Ontario MPP
- In office 1964–1967
- Preceded by: Maurice Bélanger
- Succeeded by: Riding abolished
- Constituency: Windsor—Sandwich

Personal details
- Born: May 21, 1914 Amherstburg, Ontario
- Died: January 11, 2011 (aged 96) Guelph, Ontario
- Party: Progressive Conservative
- Spouse: Orpha Miller
- Children: 5
- Occupation: Farmer, real estate agent

Military service
- Allegiance: Canadian
- Branch/service: Canadian Armed Forces
- Years of service: 1940–1945
- Battles/wars: Italian Campaign, Liberation of Holland

= Ivan Thrasher =

Canadian politician

Ivan William Thrasher (May 21, 1914 – January 21, 2011) was a politician in Ontario, Canada. He served as a Progressive Conservative member of the Legislative Assembly of Ontario from 1964 to 1967. He represented the riding of Windsor—Sandwich in the government of John Robarts.

==Background==
Thrasher was born Amherstburg, Ontario near Windsor, Ontario. He was one of eight children in the family of William and Ruby Thrasher. In 1940, he joined the Canadian Armed Forces and served in the 1st and 2nd Regiments, participating in both the Italian campaign and the liberation of Holland. After returning to Canada, he began a turkey farm, then a successful real estate business.
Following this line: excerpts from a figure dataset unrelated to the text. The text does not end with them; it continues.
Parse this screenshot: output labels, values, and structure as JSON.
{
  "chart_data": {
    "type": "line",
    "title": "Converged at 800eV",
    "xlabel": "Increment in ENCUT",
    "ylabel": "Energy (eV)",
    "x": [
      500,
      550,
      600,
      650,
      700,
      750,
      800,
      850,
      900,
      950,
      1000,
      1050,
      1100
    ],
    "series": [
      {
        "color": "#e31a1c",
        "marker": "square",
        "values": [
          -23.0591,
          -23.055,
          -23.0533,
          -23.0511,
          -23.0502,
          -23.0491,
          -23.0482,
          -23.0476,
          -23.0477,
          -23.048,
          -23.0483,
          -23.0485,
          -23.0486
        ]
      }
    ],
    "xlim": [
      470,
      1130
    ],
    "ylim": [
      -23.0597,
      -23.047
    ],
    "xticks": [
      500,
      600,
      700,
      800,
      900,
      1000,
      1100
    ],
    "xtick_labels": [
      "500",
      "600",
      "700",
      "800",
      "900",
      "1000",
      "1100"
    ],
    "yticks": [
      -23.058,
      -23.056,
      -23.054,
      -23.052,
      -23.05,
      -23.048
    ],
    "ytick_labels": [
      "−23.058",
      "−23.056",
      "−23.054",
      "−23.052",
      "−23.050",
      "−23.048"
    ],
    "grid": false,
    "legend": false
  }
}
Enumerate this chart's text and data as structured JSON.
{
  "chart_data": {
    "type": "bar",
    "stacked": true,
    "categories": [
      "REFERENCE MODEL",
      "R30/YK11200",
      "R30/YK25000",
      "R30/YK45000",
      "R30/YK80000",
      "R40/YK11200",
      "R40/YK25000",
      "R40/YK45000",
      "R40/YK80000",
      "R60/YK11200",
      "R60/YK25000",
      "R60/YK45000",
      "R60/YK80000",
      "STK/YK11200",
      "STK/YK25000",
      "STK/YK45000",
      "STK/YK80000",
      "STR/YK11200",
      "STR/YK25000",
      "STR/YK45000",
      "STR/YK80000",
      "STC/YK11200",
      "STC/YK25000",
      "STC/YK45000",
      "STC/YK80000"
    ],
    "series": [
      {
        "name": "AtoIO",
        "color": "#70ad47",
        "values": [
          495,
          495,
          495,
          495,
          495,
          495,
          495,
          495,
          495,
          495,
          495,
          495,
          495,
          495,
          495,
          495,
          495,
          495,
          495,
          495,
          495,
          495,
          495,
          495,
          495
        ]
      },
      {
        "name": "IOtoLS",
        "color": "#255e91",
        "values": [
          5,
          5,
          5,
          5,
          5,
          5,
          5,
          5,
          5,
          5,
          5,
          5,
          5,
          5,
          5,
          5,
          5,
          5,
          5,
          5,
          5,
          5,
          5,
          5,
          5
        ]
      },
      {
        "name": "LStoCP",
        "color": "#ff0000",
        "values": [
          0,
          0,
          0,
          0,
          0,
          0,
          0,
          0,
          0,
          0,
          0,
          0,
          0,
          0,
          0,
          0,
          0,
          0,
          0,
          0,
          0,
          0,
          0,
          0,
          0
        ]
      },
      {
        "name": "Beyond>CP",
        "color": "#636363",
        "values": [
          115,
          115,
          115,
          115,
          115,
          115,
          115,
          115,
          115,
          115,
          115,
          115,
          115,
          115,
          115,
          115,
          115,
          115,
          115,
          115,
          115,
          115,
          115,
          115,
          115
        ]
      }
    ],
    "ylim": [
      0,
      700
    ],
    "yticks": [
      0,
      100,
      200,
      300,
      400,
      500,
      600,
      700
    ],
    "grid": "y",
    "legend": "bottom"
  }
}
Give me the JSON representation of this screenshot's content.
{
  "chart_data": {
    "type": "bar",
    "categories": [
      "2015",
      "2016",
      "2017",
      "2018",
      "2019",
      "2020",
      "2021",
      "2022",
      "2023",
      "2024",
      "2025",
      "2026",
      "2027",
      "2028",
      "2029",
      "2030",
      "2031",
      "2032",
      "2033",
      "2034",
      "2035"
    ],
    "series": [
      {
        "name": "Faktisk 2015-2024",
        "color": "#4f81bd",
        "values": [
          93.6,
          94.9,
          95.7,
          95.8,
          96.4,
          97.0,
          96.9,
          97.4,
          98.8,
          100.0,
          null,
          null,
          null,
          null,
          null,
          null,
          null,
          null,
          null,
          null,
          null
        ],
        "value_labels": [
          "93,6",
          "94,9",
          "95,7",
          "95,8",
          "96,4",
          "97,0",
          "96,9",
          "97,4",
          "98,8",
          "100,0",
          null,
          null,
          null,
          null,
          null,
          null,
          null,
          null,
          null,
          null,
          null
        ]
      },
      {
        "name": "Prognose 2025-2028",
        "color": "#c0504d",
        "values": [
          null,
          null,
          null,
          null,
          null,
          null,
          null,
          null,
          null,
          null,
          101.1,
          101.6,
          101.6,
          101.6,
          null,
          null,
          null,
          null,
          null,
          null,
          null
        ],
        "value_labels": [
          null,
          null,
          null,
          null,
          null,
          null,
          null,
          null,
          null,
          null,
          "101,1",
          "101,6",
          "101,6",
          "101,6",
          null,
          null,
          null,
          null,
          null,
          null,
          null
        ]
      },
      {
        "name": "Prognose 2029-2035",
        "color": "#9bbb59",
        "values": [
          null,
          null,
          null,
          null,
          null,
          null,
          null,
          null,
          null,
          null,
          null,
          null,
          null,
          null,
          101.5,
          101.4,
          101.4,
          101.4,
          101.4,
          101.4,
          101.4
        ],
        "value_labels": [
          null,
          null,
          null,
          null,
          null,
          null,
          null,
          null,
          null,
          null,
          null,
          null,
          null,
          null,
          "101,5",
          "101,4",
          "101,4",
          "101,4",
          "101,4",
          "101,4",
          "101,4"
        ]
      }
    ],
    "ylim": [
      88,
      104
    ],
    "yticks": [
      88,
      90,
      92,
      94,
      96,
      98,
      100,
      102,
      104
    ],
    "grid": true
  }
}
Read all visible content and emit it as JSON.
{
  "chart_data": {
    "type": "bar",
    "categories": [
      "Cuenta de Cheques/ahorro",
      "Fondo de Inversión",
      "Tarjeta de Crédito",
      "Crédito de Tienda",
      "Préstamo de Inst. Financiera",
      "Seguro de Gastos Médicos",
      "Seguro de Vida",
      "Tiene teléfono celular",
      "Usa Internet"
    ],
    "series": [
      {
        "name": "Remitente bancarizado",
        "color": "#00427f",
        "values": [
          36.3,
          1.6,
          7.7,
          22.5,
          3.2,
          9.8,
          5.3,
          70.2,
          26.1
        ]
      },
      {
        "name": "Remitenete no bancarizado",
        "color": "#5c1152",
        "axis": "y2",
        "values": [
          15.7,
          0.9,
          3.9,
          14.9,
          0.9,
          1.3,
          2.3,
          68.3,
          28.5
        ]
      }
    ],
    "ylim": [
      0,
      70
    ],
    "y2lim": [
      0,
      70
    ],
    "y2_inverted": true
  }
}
He married Orpha Miller in 1946 and together they raised five children in Cottam, Ontario and Ruthven, Ontario.

==Politics==
Thrasher ran for office in the 1963 provincial election as the Progressive Conservative candidate in the riding of Windsor—Sandwich. He was defeated by Liberal incumbent Maurice Bélanger by 999 votes. When Bélanger died in 1964, Thrasher ran to replace him in a by-election. He defeated Liberal candidate Archibald Gignac by 829 votes. Thrasher served as a backbench supporter in the majority PC government led by Premier John Robarts. In the 1967 election, Thrasher ran in the redistributed riding of Windsor West. He came in third, trailing the winner, NDP candidate Hugh Peacock, by 1,884 votes.

==Later life==
After leaving politics, he returned to his farm where he bred and raced thoroughbred horses. His farm was called 'Lucky T. Stud'. He died in 2011 at the age of 96.